While I’ve been to a number of rallies in DC over the years, this is the first anti-war rally I’ve been to. During the Viet Nam era, I was an admitted hawk. But the thing that made me want to go to DC this time was the government response to Katrina. It was deadly, embarassing, and made the Bush administration look really bad.
I took a chartered bus from Pittsburgh (we sent something like 15 busses), and we arrived in downtown DC around 11:30. The march was due to start around 12:30.
Drowning the People Billboard
Various Signs Including: Bush’s War Refutes Intelligent Design
I wandered around to some of the pre-march rally, looking for buttons, for people whom I thought might be there. I found the rally somewhat disappointing as there was a fair amount of anti-Israeli rhetoric by some of the speakers. There’s plenty of blame to go around for the mess in the Middle East. However, even though I felt those kind of speeches sent the wrong message, I was certainly in complete agreement with the speakers about the mess the Bush administration has made of things!
My favorite button/sign of the day was: Make Levees, Not War.
Dead Men’s Boots
Axis of Evil: Bush, Cheney, Rove, Rumsfeld (that’s a poster of Casey Sheehan inthe background)
Cheney the Puppetmaster
Shot of the Crowd at the Pre-March Rally
Getting the march started seemed to take a while. Often, these things start late.

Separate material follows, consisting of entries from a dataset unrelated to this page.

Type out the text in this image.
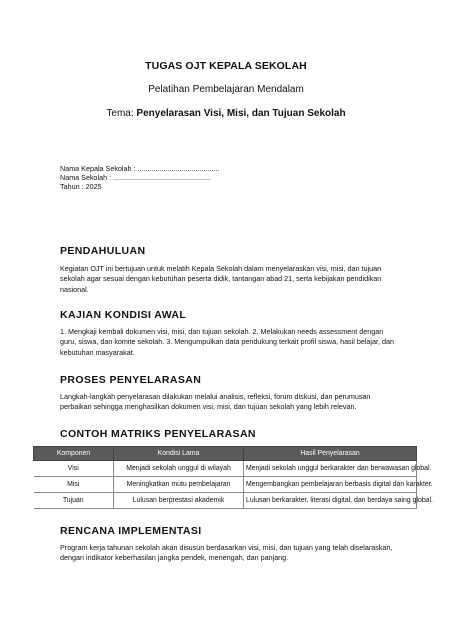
TUGAS OJT KEPALA SEKOLAH
Pelatihan Pembelajaran Mendalam
Tema: Penyelarasan Visi, Misi, dan Tujuan Sekolah
Nama Kepala Sekolah : .........................................
Nama Sekolah : .................................................
Tahun : 2025
PENDAHULUAN
Kegiatan OJT ini bertujuan untuk melatih Kepala Sekolah dalam menyelaraskan visi, misi, dan tujuan sekolah agar sesuai dengan kebutuhan peserta didik, tantangan abad 21, serta kebijakan pendidikan nasional.
KAJIAN KONDISI AWAL
1. Mengkaji kembali dokumen visi, misi, dan tujuan sekolah. 2. Melakukan needs assessment dengan guru, siswa, dan komite sekolah. 3. Mengumpulkan data pendukung terkait profil siswa, hasil belajar, dan kebutuhan masyarakat.
PROSES PENYELARASAN
Langkah-langkah penyelarasan dilakukan melalui analisis, refleksi, forum diskusi, dan perumusan perbaikan sehingga menghasilkan dokumen visi, misi, dan tujuan sekolah yang lebih relevan.
CONTOH MATRIKS PENYELARASAN
Komponen	Kondisi Lama	Hasil Penyelarasan
Visi	Menjadi sekolah unggul di wilayah	Menjadi sekolah unggul berkarakter dan berwawasan global.
Misi	Meningkatkan mutu pembelajaran	Mengembangkan pembelajaran berbasis digital dan karakter.
Tujuan	Lulusan berprestasi akademik	Lulusan berkarakter, literasi digital, dan berdaya saing global.
RENCANA IMPLEMENTASI
Program kerja tahunan sekolah akan disusun berdasarkan visi, misi, dan tujuan yang telah diselaraskan, dengan indikator keberhasilan jangka pendek, menengah, dan panjang.
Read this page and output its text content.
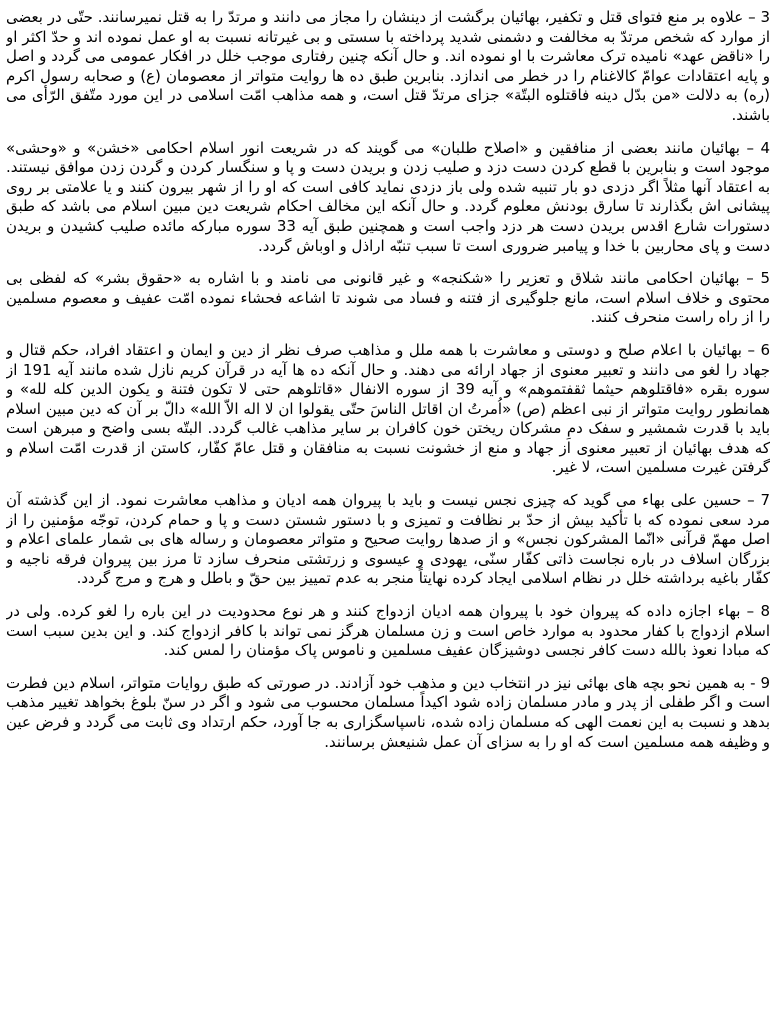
3 – علاوه بر منع فتوای قتل و تکفیر، بهائیان برگشت از دینشان را مجاز می دانند و مرتدّ را به قتل نمیرسانند. حتّی در بعضی از موارد که شخص مرتدّ به مخالفت و دشمنی شدید پرداخته با سستی و بی غیرتانه نسبت به او عمل نموده اند و حدّ اکثر او را «ناقض عهد» نامیده ترک معاشرت با او نموده اند. و حال آنکه چنین رفتاری موجب خلل در افکار عمومی می گردد و اصل و پایه اعتقادات عوامّ کالاغنام را در خطر می اندازد. بنابرین طبق ده ها روایت متواتر از معصومان (ع) و صحابه رسول اکرم (ره) به دلالت «من بدّل دینه فاقتلوه البتّة» جزای مرتدّ قتل است، و همه مذاهب امّت اسلامی در این مورد متّفق الرّأی می باشند.

4 – بهائیان مانند بعضی از منافقین و «اصلاح طلبان» می گویند که در شریعت انور اسلام احکامی «خشن» و «وحشی» موجود است و بنابرین با قطع کردن دست دزد و صلیب زدن و بریدن دست و پا و سنگسار کردن و گردن زدن موافق نیستند. به اعتقاد آنها مثلاً اگر دزدی دو بار تنبیه شده ولی باز دزدی نماید کافی است که او را از شهر بیرون کنند و یا علامتی بر روی پیشانی اش بگذارند تا سارق بودنش معلوم گردد. و حال آنکه این مخالف احکام شریعت دین مبین اسلام می باشد که طبق دستورات شارع اقدس بریدن دست هر دزد واجب است و همچنین طبق آیه 33 سوره مبارکه مائده صلیب کشیدن و بریدن دست و پای محاربین با خدا و پیامبر ضروری است تا سبب تنبّه اراذل و اوباش گردد.

5 – بهائیان احکامی مانند شلاق و تعزیر را «شکنجه» و غیر قانونی می نامند و با اشاره به «حقوق بشر» که لفظی بی محتوی و خلاف اسلام است، مانع جلوگیری از فتنه و فساد می شوند تا اشاعه فحشاء نموده امّت عفیف و معصوم مسلمین را از راه راست منحرف کنند.

6 – بهائیان با اعلام صلح و دوستی و معاشرت با همه ملل و مذاهب صرف نظر از دین و ایمان و اعتقاد افراد، حکم قتال و جهاد را لغو می دانند و تعبیر معنوی از جهاد ارائه می دهند. و حال آنکه ده ها آیه در قرآن کریم نازل شده مانند آیه 191 از سوره بقره «فاقتلوهم حیثما ثقفتموهم» و آیه 39 از سوره الانفال «قاتلوهم حتی لا تکون فتنة و یکون الدین کله لله» و همانطور روایت متواتر از نبی اعظم (ص) «اُمرتُ ان اقاتل الناسَ حتّی یقولوا ان لا اله الاّ الله» دالّ بر آن که دین مبین اسلام باید با قدرت شمشیر و سفک دمِ مشرکان ریختن خون کافران بر سایر مذاهب غالب گردد. البتّه بسی واضح و مبرهن است که هدف بهائیان از تعبیر معنوی از جهاد و منع از خشونت نسبت به منافقان و قتل عامّ کفّار، کاستن از قدرت امّت اسلام و گرفتن غیرت مسلمین است، لا غیر.

7 – حسین علی بهاء می گوید که چیزی نجس نیست و باید با پیروان همه ادیان و مذاهب معاشرت نمود. از این گذشته آن مرد سعی نموده که با تأکید بیش از حدّ بر نظافت و تمیزی و با دستور شستن دست و پا و حمام کردن، توجّه مؤمنین را از اصل مهمّ قرآنی «انّما المشرکون نجس» و از صدها روایت صحیح و متواتر معصومان و رساله های بی شمار علمای اعلام و بزرگان اسلاف در باره نجاست ذاتی کفّار سنّی، یهودی و عیسوی و زرتشتی منحرف سازد تا مرز بین پیروان فرقه ناجیه و کفّار باغیه برداشته خلل در نظام اسلامی ایجاد کرده نهایتاً منجر به عدم تمییز بین حقّ و باطل و هرج و مرج گردد.

8 – بهاء اجازه داده که پیروان خود با پیروان همه ادیان ازدواج کنند و هر نوع محدودیت در این باره را لغو کرده. ولی در اسلام ازدواج با کفار محدود به موارد خاص است و زن مسلمان هرگز نمی تواند با کافر ازدواج کند. و این بدین سبب است که مبادا نعوذ بالله دست کافر نجسی دوشیزگان عفیف مسلمین و ناموس پاک مؤمنان را لمس کند.

9 - به همین نحو بچه های بهائی نیز در انتخاب دین و مذهب خود آزادند. در صورتی که طبق روایات متواتر، اسلام دین فطرت است و اگر طفلی از پدر و مادر مسلمان زاده شود اکیداً مسلمان محسوب می شود و اگر در سنّ بلوغ بخواهد تغییر مذهب بدهد و نسبت به این نعمت الهی که مسلمان زاده شده، ناسپاسگزاری به جا آورد، حکم ارتداد وی ثابت می گردد و فرض عین و وظیفه همه مسلمین است که او را به سزای آن عمل شنیعش برسانند.
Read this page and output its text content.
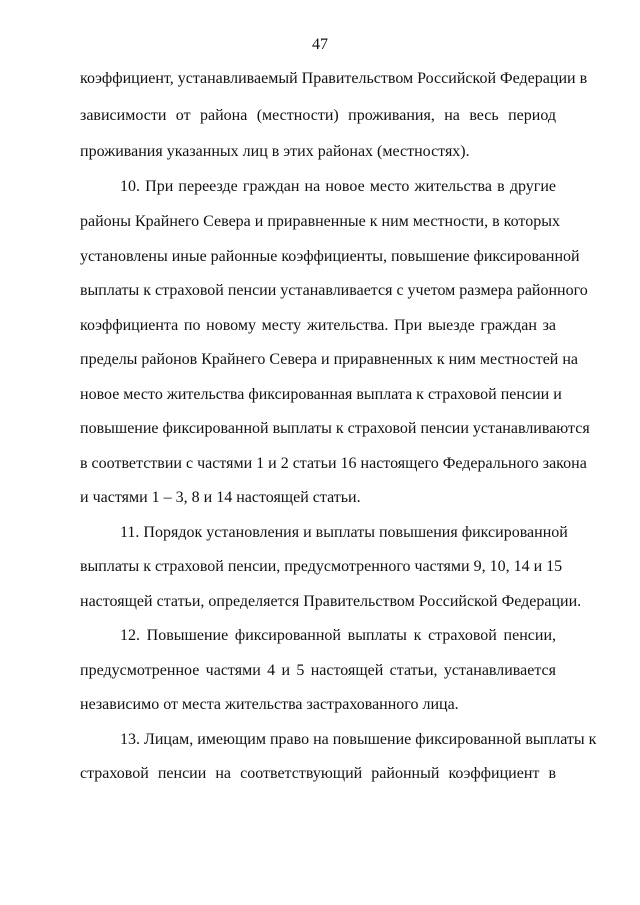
47
коэффициент, устанавливаемый Правительством Российской Федерации в
зависимости от района (местности) проживания, на весь период
проживания указанных лиц в этих районах (местностях).
10. При переезде граждан на новое место жительства в другие
районы Крайнего Севера и приравненные к ним местности, в которых
установлены иные районные коэффициенты, повышение фиксированной
выплаты к страховой пенсии устанавливается с учетом размера районного
коэффициента по новому месту жительства. При выезде граждан за
пределы районов Крайнего Севера и приравненных к ним местностей на
новое место жительства фиксированная выплата к страховой пенсии и
повышение фиксированной выплаты к страховой пенсии устанавливаются
в соответствии с частями 1 и 2 статьи 16 настоящего Федерального закона
и частями 1 – 3, 8 и 14 настоящей статьи.
11. Порядок установления и выплаты повышения фиксированной
выплаты к страховой пенсии, предусмотренного частями 9, 10, 14 и 15
настоящей статьи, определяется Правительством Российской Федерации.
12. Повышение фиксированной выплаты к страховой пенсии,
предусмотренное частями 4 и 5 настоящей статьи, устанавливается
независимо от места жительства застрахованного лица.
13. Лицам, имеющим право на повышение фиксированной выплаты к
страховой пенсии на соответствующий районный коэффициент в
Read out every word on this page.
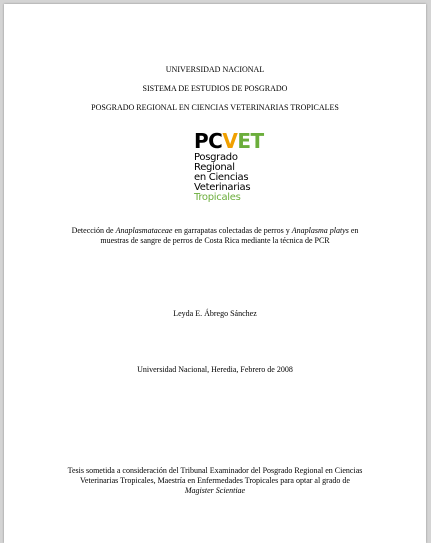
UNIVERSIDAD NACIONAL
SISTEMA DE ESTUDIOS DE POSGRADO
POSGRADO REGIONAL EN CIENCIAS VETERINARIAS TROPICALES
PC V ET
Posgrado
Regional
en Ciencias
Veterinarias
Tropicales
Detección de Anaplasmataceae en garrapatas colectadas de perros y Anaplasma platys en
muestras de sangre de perros de Costa Rica mediante la técnica de PCR
Leyda E. Ábrego Sánchez
Universidad Nacional, Heredia, Febrero de 2008
Tesis sometida a consideración del Tribunal Examinador del Posgrado Regional en Ciencias
Veterinarias Tropicales, Maestría en Enfermedades Tropicales para optar al grado de
Magister Scientiae
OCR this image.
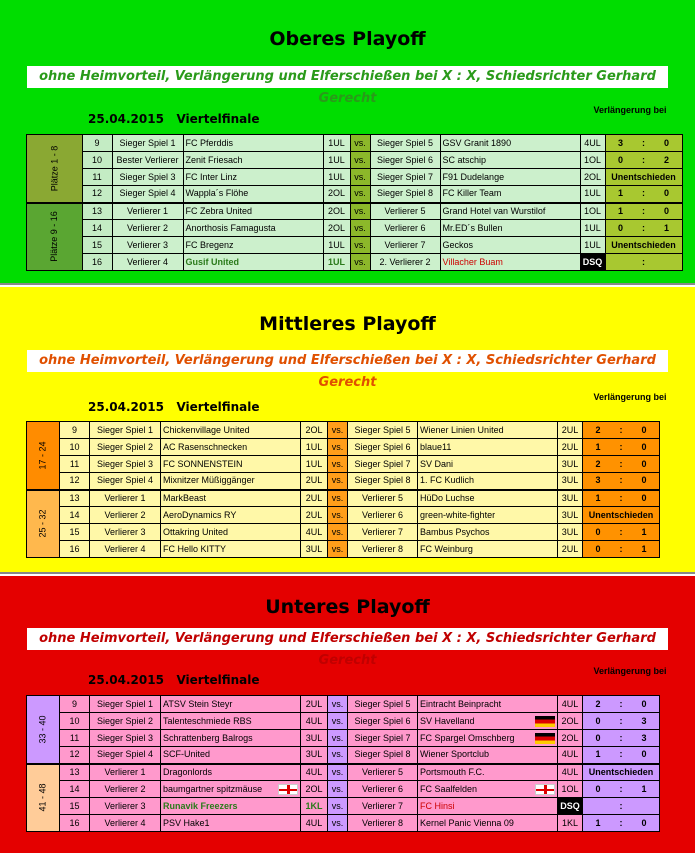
Oberes Playoff
ohne Heimvorteil, Verlängerung und Elferschießen bei X : X, Schiedsrichter Gerhard Gerecht
25.04.2015 Viertelfinale
Verlängerung bei
Plätze 1 - 8	9	Sieger Spiel 1	FC Pferddis	1UL	vs.	Sieger Spiel 5	GSV Granit 1890	4UL	3 : 0
	10	Bester Verlierer	Zenit Friesach	1UL	vs.	Sieger Spiel 6	SC atschip	1OL	0 : 2
	11	Sieger Spiel 3	FC Inter Linz	1UL	vs.	Sieger Spiel 7	F91 Dudelange	2OL	Unentschieden
	12	Sieger Spiel 4	Wappla´s Flöhe	2OL	vs.	Sieger Spiel 8	FC Killer Team	1UL	1 : 0
Plätze 9 - 16	13	Verlierer 1	FC Zebra United	2OL	vs.	Verlierer 5	Grand Hotel van Wurstilof	1OL	1 : 0
	14	Verlierer 2	Anorthosis Famagusta	2OL	vs.	Verlierer 6	Mr.ED´s Bullen	1UL	0 : 1
	15	Verlierer 3	FC Bregenz	1UL	vs.	Verlierer 7	Geckos	1UL	Unentschieden
	16	Verlierer 4	Gusif United	1UL	vs.	2. Verlierer 2	Villacher Buam	DSQ	:
Mittleres Playoff
ohne Heimvorteil, Verlängerung und Elferschießen bei X : X, Schiedsrichter Gerhard Gerecht
25.04.2015 Viertelfinale
Verlängerung bei
17 - 24	9	Sieger Spiel 1	Chickenvillage United	2OL	vs.	Sieger Spiel 5	Wiener Linien United	2UL	2 : 0
	10	Sieger Spiel 2	AC Rasenschnecken	1UL	vs.	Sieger Spiel 6	blaue11	2UL	1 : 0
	11	Sieger Spiel 3	FC SONNENSTEIN	1UL	vs.	Sieger Spiel 7	SV Dani	3UL	2 : 0
	12	Sieger Spiel 4	Mixnitzer Müßiggänger	2UL	vs.	Sieger Spiel 8	1. FC Kudlich	3UL	3 : 0
25 - 32	13	Verlierer 1	MarkBeast	2UL	vs.	Verlierer 5	HüDo Luchse	3UL	1 : 0
	14	Verlierer 2	AeroDynamics RY	2UL	vs.	Verlierer 6	green-white-fighter	3UL	Unentschieden
	15	Verlierer 3	Ottakring United	4UL	vs.	Verlierer 7	Bambus Psychos	3UL	0 : 1
	16	Verlierer 4	FC Hello KITTY	3UL	vs.	Verlierer 8	FC Weinburg	2UL	0 : 1
Unteres Playoff
ohne Heimvorteil, Verlängerung und Elferschießen bei X : X, Schiedsrichter Gerhard Gerecht
25.04.2015 Viertelfinale
Verlängerung bei
33 - 40	9	Sieger Spiel 1	ATSV Stein Steyr	2UL	vs.	Sieger Spiel 5	Eintracht Beinpracht	4UL	2 : 0
	10	Sieger Spiel 2	Talenteschmiede RBS	4UL	vs.	Sieger Spiel 6	SV Havelland	2OL	0 : 3
	11	Sieger Spiel 3	Schrattenberg Balrogs	3UL	vs.	Sieger Spiel 7	FC Spargel Omschberg	2OL	0 : 3
	12	Sieger Spiel 4	SCF-United	3UL	vs.	Sieger Spiel 8	Wiener Sportclub	4UL	1 : 0
41 - 48	13	Verlierer 1	Dragonlords	4UL	vs.	Verlierer 5	Portsmouth F.C.	4UL	Unentschieden
	14	Verlierer 2	baumgartner spitzmäuse	2OL	vs.	Verlierer 6	FC Saalfelden	1OL	0 : 1
	15	Verlierer 3	Runavik Freezers	1KL	vs.	Verlierer 7	FC Hinsi	DSQ	:
	16	Verlierer 4	PSV Hake1	4UL	vs.	Verlierer 8	Kernel Panic Vienna 09	1KL	1 : 0
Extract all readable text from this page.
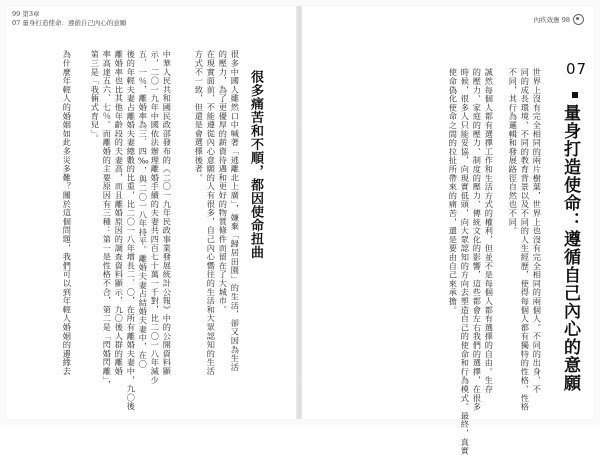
99 第3章
07 量身打造使命：遵循自己內心的意願
很多痛苦和不順，都因使命扭曲
很多中國人雖然口中喊著「逃離北上廣」，嫌棄「歸居田園」的生活，卻又因為生活
的壓力，為了更優厚的薪資待遇和更好的物質條件而留在了大城市。
在現實面前，不能遵從內心意願的人有很多，自己內心嚮往的生活和大眾認知的生活
方式不一致，但還是會選擇後者。
中華人民共和國民政部發布的《二〇一九年民政事業發展統計公報》中的公開資料顯
示，二〇一九年中國依法辦理離婚手續的夫妻共四百七十萬一千對，比二〇一八年減少
五．一％，離婚率為三．四‰，與二〇一八年持平。離婚夫妻占結婚夫妻中，在〇
後的年輕夫妻占離婚夫妻總數的比重，比二〇一八年增長二．〇，在所有離婚夫妻中，九〇後
離婚率也比其他年齡段的夫妻高，而且離婚原因的調查資料顯示，九〇後人群的離婚
率高達五六．七％。而離婚的主要原因有三種：第一是性格不合，第二是「閃婚閃離」，
第三是「我倆式育兒」。
為什麼年輕人的婚姻如此多災多難？關於這個問題，我們可以到年輕人婚姻的邊緣去
內疚效應 98
07
量身打造使命：遵循自己內心的意願
世界上沒有完全相同的兩片樹葉，世界上也沒有完全相同的兩個人。不同的出身、不
同的成長環境、不同的教育背景以及不同的人生經歷，使得每個人都有獨特的性格、性格
不同，其行為邏輯和發展路徑自然也不同。
誠然每個人都有選擇工作和生活方式的權利，但並不是每個人都有選擇的自由。生存
的壓力、家庭的壓力、制度的壓力、傳統文化的影響，這些都會左右我們的選擇，在很多
時候，很多人只能妥協，向現實低頭，向大眾認知的方向去塑造自己的使命和行為模式。最終，真實
使命偽化使命之間的拉扯所帶來的痛苦，還是要由自己來承擔。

Around 1:15, I went to see if there was any way to get in place for the march. The intersection where the march was due to start from was jammed with people not really moving anywhere. I got pushed around by the crowd a little (which shows you how densely packed everyone was – I am not a little person and I don’t get pushed around that easily). After a bit of this I started to feel a little claustrophic, so I followed along with a line of people trying to cross the street and wound up back near the mall.
Rally Near the Washington Monument
So, I decided to visit the National Book Festival. The National Book Festival was one of the few good ideas to come out of the Bush administration, and, wouldn’t you know it, it was probably Laura Bush’s idea. I mostly wandered down the mall, got a free book bag, visited some of the exhibits, took photos of the massive line Neil Gaiman had (probably at least 400 people), listened to George R. R. Martin talk, and finally returned for the March. By then, you could just join the marchers without being completely crowded; the densely-packed part of the march was long gone.
There were a few hundred counter-demonstrators. They were loud, obnoxious, but exercising their right to free expression. We booed and kept on walking. One of the counter-demonstrators had a sign that read something like “Fighting for America’s Freedom in Iraq.” Well, no. The last war that Americans fought in that had anything to do with America’s freedom was probably World War II and that was sixty years ago. Maybe Korea, but that was over more than fifty years ago. But the recent spate of wars has had nothing to do with America’s freedom and everything to do with America’s control.
It was late afternoon. I was exhausted and starved and tried to find some lunch. Eventually, I lucked into finding Red Sage, my favorite Tex-Mex place in DC. And I lucked into finding a seat in the bar area so I didn’t have to wait over a half hour for a table. I had a civilized lunch and went back out to finish the march.
Iraq Veterans Against the War
One Last Look at the March
I’m not sure how many people were at the march; I’d estimate over 100,000, possibly up to 150,000. Certainly over 100,000 more than the “pro-Iraq war” rally got!
I know marches are merely symbolic acts. We have a government that’s shown time and time again it doesn’t give a damn about American’s dissent. It doesn’t mean we shouldn’t dissent.